Köylülüğe bu hak temelli yaklaşım, La Via Campesina’nın küresel ölçekte inşa etmeye çalıştığı, benzer alternatif yaklaşımlardan onu ayıran en temel husustur. Bu açıdan gıda egemenliği, öncelikle, köylülerin sosyal-politik bir özne olarak kavranması ve ortaya çıkması olarak düşünülebilir.
Gıda egemenliği, yıllar içinde bir paradigmaya ve bir harekete dönüştü.
La Via Campesina’nın üflediği ruh, gıda sisteminde, gıdadan faydalanan tüm halk kesimlerinin söz, yetki ve karar alma süreçlerinde yer alması gerekliliğini açığa çıkardı. 2007 yılında Mali’de düzenlenen Nyeleni Gıda Egemenliği Forumu, küresel ölçekte gıda egemenliğinin temel ilkelerini ortaya koydu (1). Ayrıca, köylüler yanında göçerlerin, balıkçıların, kent emekçilerinin gıda egemenliği açısından önemini ortaya koydu.
Bu süreçte, Türkiye’de çiftçilerin sendikal örgütlenmeleri de gelişiyordu. 2004-2020 yılları arasında farklı ürün bazlı sendikaların oluşturduğu konfederasyon, 2020 yılı itibariyle de kapsayıcı tek bir sendikada örgütlenen (Çiftçiler Sendikası) Çiftçi-Sen, La Via Campesina’ya üye olarak mücadelenin küreselleşmesi konusunda önemli çabalar gösterdi (2).
2011 ve 2015 yıllarında, Avrupa Nyeleni Gıda Egemenliği Forumları, gıda egemenliği hareketini bölgesel temelde inşa etmenin vesileleri oldu.

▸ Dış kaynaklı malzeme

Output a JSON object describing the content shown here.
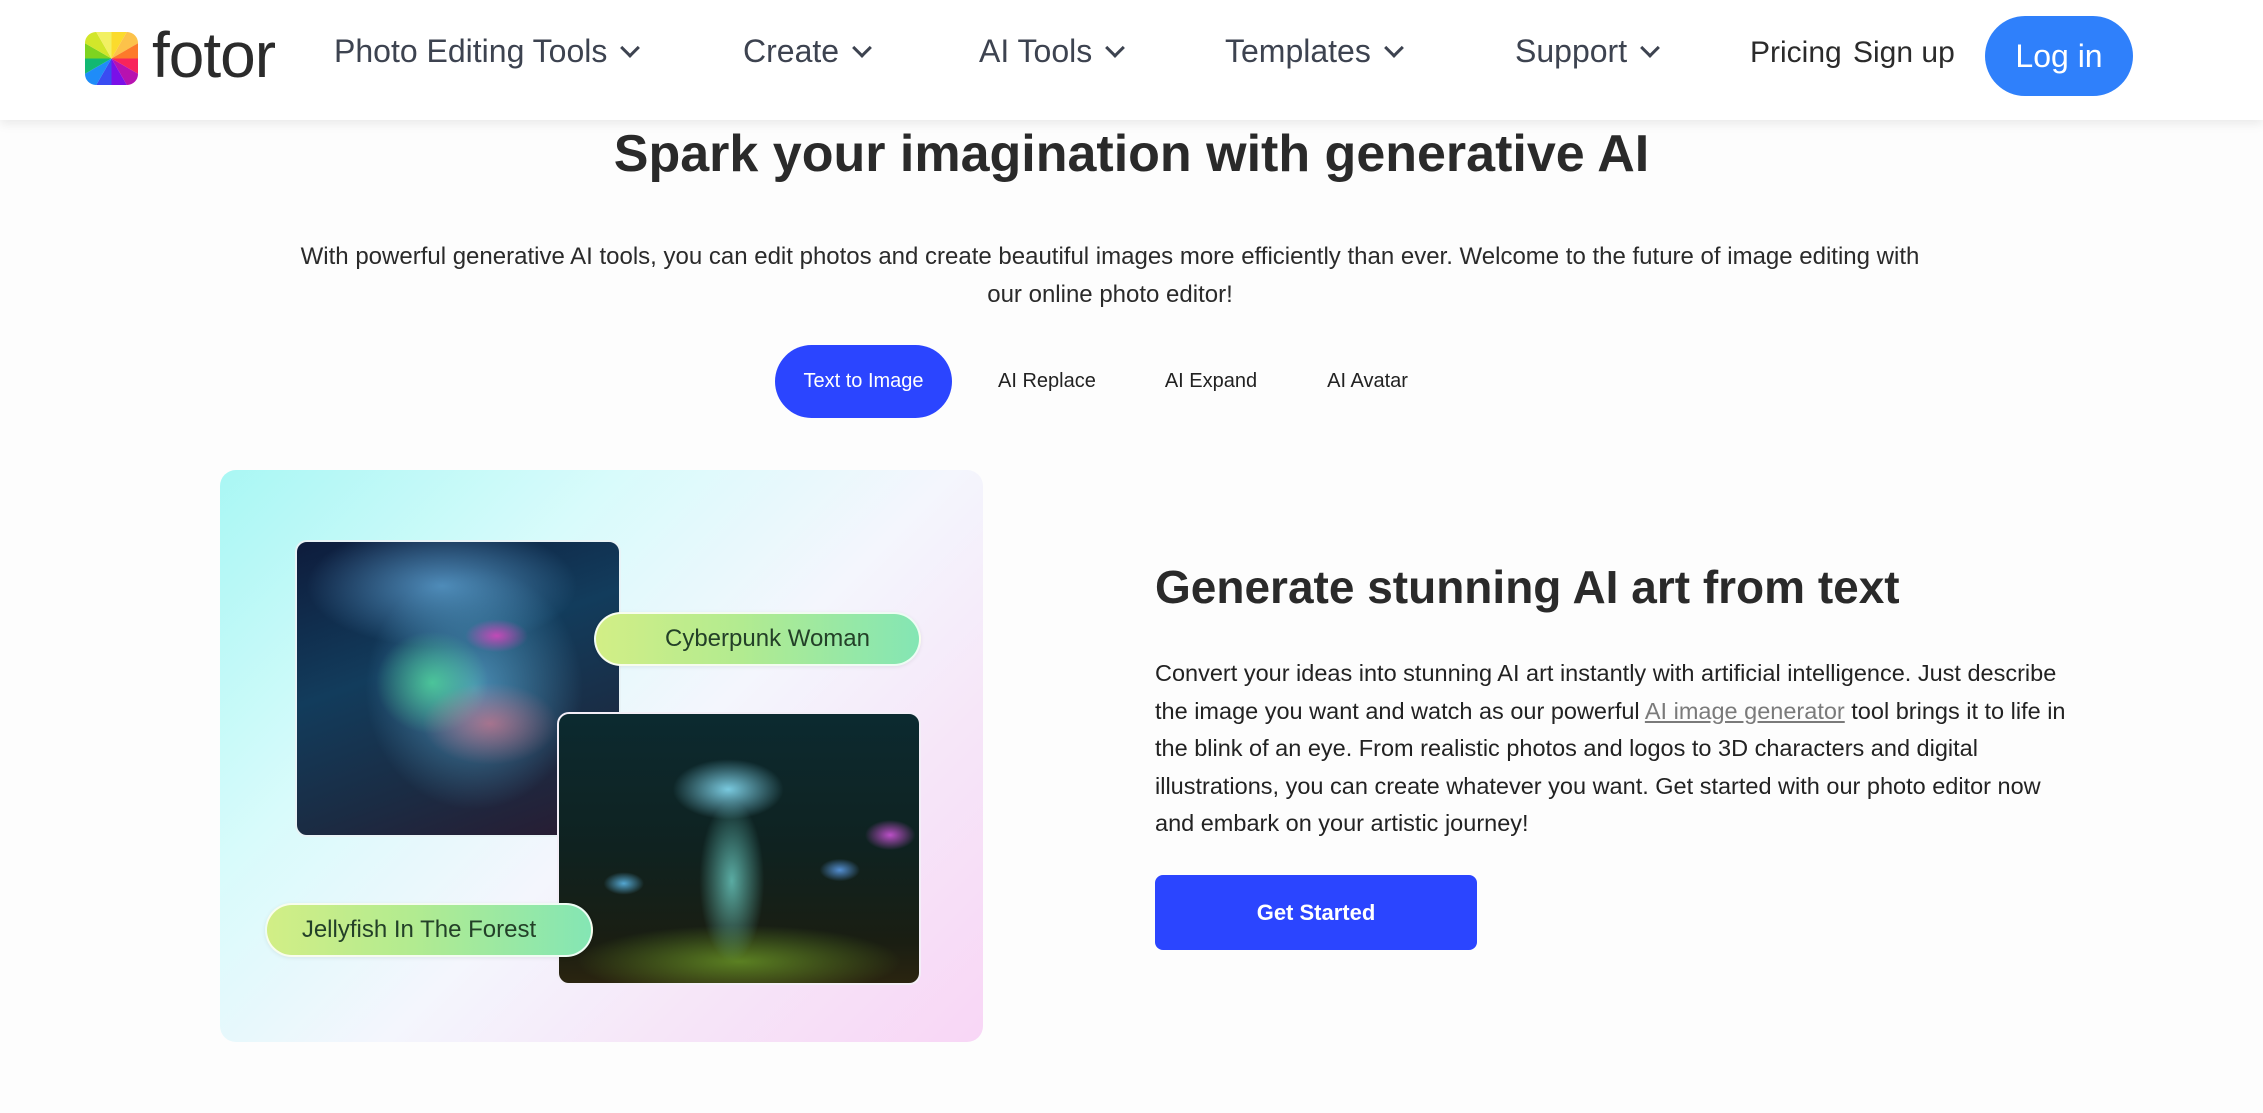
{
  "header": {
    "logo_text": "fotor",
    "nav": [
      {
        "label": "Photo Editing Tools",
        "has_dropdown": true
      },
      {
        "label": "Create",
        "has_dropdown": true
      },
      {
        "label": "AI Tools",
        "has_dropdown": true
      },
      {
        "label": "Templates",
        "has_dropdown": true
      },
      {
        "label": "Support",
        "has_dropdown": true
      }
    ],
    "pricing_label": "Pricing",
    "signup_label": "Sign up",
    "login_label": "Log in",
    "login_color": "#2f80fb"
  },
  "hero": {
    "title": "Spark your imagination with generative AI",
    "subtitle": "With powerful generative AI tools, you can edit photos and create beautiful images more efficiently than ever. Welcome to the future of image editing with our online photo editor!"
  },
  "tabs": {
    "active_color": "#2b45ff",
    "items": [
      {
        "label": "Text to Image",
        "active": true
      },
      {
        "label": "AI Replace",
        "active": false
      },
      {
        "label": "AI Expand",
        "active": false
      },
      {
        "label": "AI Avatar",
        "active": false
      }
    ]
  },
  "showcase": {
    "images": [
      {
        "label": "Cyberpunk Woman",
        "icon": "cyberpunk-woman-image"
      },
      {
        "label": "Jellyfish In The Forest",
        "icon": "jellyfish-forest-image"
      }
    ]
  },
  "feature": {
    "title": "Generate stunning AI art from text",
    "desc_before": "Convert your ideas into stunning AI art instantly with artificial intelligence. Just describe the image you want and watch as our powerful ",
    "desc_link": "AI image generator",
    "desc_after": " tool brings it to life in the blink of an eye. From realistic photos and logos to 3D characters and digital illustrations, you can create whatever you want. Get started with our photo editor now and embark on your artistic journey!",
    "cta_label": "Get Started",
    "cta_color": "#2b45ff"
  }
}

Bu üç foruma, Türkiye’den Çiftçi-Sen’in odak örgüt olarak girişimleri sonucunda, katılımlar gerçekleşti.
2018 yılında BM Genel Kurulu’nda kabul edilen “Köylülerin ve Kırsalda Çalışan Diğer İnsanların Hakları Deklarasyonu” ise, gıda egemenliğinin hangi temellerde inşa edilebileceğini ifade ediyor (3). Yani, ruhuna uygun bir şekilde, köylülerin gıda sisteminin kalbinde yer aldığı, bir “tedarikçi” olarak değil, sosyal bir kesim olarak, özne olarak görüldüğü bir yapıda. La Via Campesina hareketinin Türkiye’deki tek üye örgütü Çiftçiler Sendikası (Çiftçi-Sen), bu minvalde, küresel ölçekte gıda egemenliği hareketinin inşa edilmesine, bölgesel ölçekte gerekli sorumlulukların alınmasına ve katkı sunmaya devam ediyor.

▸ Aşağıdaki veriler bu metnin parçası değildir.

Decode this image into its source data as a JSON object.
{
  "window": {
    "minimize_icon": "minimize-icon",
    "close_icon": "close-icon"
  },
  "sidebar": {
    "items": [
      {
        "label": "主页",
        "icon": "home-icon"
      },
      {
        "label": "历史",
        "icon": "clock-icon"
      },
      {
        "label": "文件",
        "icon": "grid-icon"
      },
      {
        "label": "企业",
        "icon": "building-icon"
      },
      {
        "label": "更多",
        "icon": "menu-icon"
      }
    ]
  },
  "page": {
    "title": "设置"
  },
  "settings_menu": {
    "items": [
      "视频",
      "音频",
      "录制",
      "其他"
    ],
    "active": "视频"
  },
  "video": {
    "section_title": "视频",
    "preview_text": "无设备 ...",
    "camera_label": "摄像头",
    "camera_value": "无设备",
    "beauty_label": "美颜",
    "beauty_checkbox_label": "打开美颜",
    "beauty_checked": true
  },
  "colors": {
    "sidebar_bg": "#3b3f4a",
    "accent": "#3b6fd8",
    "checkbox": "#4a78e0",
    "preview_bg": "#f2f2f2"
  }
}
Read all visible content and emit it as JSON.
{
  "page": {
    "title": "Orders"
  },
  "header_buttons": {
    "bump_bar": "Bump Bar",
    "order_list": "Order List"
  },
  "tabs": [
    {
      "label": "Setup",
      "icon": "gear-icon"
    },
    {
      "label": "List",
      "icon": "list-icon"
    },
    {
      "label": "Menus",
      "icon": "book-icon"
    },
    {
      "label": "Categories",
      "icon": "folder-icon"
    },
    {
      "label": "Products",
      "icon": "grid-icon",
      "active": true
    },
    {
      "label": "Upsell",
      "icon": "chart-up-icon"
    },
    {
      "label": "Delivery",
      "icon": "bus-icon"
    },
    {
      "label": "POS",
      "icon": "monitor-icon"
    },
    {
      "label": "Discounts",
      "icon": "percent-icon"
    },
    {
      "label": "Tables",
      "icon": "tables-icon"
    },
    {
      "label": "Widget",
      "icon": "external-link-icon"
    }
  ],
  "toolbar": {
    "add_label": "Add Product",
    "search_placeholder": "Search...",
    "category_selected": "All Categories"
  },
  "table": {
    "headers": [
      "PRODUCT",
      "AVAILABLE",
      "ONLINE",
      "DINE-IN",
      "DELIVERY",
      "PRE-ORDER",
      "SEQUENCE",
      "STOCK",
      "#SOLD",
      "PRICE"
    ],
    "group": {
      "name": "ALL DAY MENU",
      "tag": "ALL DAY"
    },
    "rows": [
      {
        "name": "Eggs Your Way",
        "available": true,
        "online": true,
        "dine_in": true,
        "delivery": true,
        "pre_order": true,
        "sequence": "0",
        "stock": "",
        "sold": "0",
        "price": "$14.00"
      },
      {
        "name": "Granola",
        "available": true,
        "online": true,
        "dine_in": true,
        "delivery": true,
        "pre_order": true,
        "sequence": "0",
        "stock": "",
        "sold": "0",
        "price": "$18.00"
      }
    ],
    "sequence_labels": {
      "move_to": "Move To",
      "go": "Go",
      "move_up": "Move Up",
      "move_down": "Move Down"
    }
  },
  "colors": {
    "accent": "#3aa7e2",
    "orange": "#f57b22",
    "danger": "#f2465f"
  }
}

Türkiye’de, kendi özgün dinamikleri içerisinde, gıda egemenliği bir paradigma ve hareket olarak inşa edilme çabasında.
Çiftçilerin şirketlerden, devletten, belediyelerden, siyasi partilerin arka bahçesi olmaktan bağımsız, özerk bir hak grubu olarak örgütlenmesi için, Çiftçiler Sendikası (Çiftçi-Sen) altında sendikalaşma süreçleri sürdürülüyor. Gıda egemenliğinin gerçekleşmesi, ancak özgür ve özerk bir çiftçi öznesinin kendi temsil kanallarını oluşturmasıyla mümkün. Hatta, gıda egemenliğinin tek garantörü bu. La Via Campesina’nın üflediği ruh (4). La Via Campesina’nın açtığı yolu görünür kılmak, gıda egemenliği mücadelesini güçlendirmek için Çiftçi-Sen’in tanınması, desteklenmesi, güçlendirilmesi elzem.

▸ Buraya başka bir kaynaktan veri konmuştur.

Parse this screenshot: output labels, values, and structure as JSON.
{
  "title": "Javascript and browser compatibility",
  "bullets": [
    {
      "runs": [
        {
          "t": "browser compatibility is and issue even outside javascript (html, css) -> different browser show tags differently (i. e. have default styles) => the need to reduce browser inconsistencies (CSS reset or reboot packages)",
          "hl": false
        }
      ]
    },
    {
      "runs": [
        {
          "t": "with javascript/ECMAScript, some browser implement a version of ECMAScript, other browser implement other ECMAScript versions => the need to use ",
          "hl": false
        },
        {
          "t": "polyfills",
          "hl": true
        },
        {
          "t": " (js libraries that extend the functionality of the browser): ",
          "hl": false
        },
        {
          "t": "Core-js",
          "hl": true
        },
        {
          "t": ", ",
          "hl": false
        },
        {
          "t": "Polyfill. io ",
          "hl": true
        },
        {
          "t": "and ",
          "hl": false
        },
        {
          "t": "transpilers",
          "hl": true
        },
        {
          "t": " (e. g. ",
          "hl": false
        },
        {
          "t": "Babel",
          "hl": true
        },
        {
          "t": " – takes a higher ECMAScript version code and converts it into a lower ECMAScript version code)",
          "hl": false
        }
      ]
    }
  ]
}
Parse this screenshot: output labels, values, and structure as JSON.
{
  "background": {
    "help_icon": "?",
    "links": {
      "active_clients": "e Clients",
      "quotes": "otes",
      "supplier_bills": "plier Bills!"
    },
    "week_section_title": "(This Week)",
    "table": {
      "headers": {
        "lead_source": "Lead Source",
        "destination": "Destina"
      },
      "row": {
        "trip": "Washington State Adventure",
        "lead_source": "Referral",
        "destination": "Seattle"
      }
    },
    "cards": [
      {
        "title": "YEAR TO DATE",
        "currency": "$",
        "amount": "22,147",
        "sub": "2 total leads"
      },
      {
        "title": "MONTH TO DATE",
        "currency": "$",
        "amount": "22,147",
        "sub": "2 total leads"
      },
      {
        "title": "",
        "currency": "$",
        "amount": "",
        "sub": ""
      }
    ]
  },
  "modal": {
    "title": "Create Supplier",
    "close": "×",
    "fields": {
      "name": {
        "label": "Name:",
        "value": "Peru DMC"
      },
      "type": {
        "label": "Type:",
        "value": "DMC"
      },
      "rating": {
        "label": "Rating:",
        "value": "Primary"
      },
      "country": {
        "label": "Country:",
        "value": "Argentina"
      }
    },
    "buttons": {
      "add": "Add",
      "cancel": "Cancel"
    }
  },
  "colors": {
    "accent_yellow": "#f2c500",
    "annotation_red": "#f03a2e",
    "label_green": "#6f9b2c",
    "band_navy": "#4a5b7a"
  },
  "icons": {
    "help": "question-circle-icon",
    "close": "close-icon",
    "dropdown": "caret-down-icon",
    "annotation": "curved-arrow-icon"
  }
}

Ürünler üzerinde hak sahibi olmak için, ürünleri işleyip doğrudan tüketiciye ulaştırabilecek kooperatiflerin oluşması önemli. Aynı mantıkla. Bu kooperatiflerin, üretici örgütleri olması kaydıyla. Türkiye’de gerçekten üretici temsiline dayanmayan birçok kooperatif olduğunu bilerek. Burada, üreticilerin katılım ve ifade kanallarının güçlenmesini önemseyerek.
Yurttaşlar, kentlerde gıda toplulukları, tüketim kooperatifleri ve çeşitli inisiyatifler kurarak, üreticilerle temas ederek, sağlıklı gıdaya ulaşmaya çalışıyor. Bunun bir hak olduğunu dillendiriyor. Zaman zaman yerel yönetimlere baskı yapıyor, talep ediyor. Aynı mantıkla, kendi özgür gıda sistemini inşa etmeye çabalıyor.
Üniversitelerde, sivil toplum kuruluşlarında, gıda hakkı, gıda adaleti, halk sağlığı, beslenme, örgütlenme özgürlüğü, kırsal dönüşüm gibi konularda, halkın gıda sistemini güçlendirecek bilgi üretimi, farkındalık çalışmaları sürdürülüyor.
Bunları yaparken, temel kriter, turnusol kağıdı, gıda egemenliğinin ruhu (5).
Şirketlerin denetimi yerine, kişilerin, grupların, bürokratların, partilerin vs. geçmesi; gıda sistemi üzerinde yeni bir grubun denetiminin oluşması değil gıda egemenliği. Gıda egemenliği, gıda sisteminin ruhunun değişmesidir. Bu ruh değişimi, ancak etik ilişkiler kurarak, demokratik, özgürlükçü bir yapıda, halkın katılım kanallarıyla mümkün olabilir.
Türkiye’nin içinde bulunduğu iktisadi ve politik kriz döneminde, aynı zamanda ciddi bir ahlaki çürümüşlük ve toplumsal çözülme içerisindeyiz. Kişisel menfaatlerin, grupsal aidiyetlerin ve sosyal statülerin “toplumsal çıkar” olarak sunulabildiği böylesi bir dönemde, özgürlüğü, adaleti ve dayanışmayı esas alan bir yaklaşıma ihtiyacımız var. Halkın gıda sistemi olarak gıda egemenliği, işte bu çözülme ve çürümüşlüğü de karşısına alarak, yeni bir toplumsallığın inşa edilmesi anlamına geliyor.
25. yılında, gıda egemenliğini daha fazla düşünmeye, daha demokratik ilişkiler kurmaya, gerçek alternatifler inşa etmek için daha fazla örgütlenmeye ihtiyacımız var.
1 Bkz: Nyeleni Gıda Egemenliği Beyannamesi https://www.karasaban.net/nyeleni-bildirgesi-ceviri-erhan-kelesoglu/
2 Bkz: http://www.ciftcisen.org
3 Deklarasyona ulaşmak için: http://www.ciftcisen.org/2020/11/22/koylu-haklari-brosuru/
Türkiye Cumhuriyeti’nin burada çekimser oy kullandığını hatırlayalım.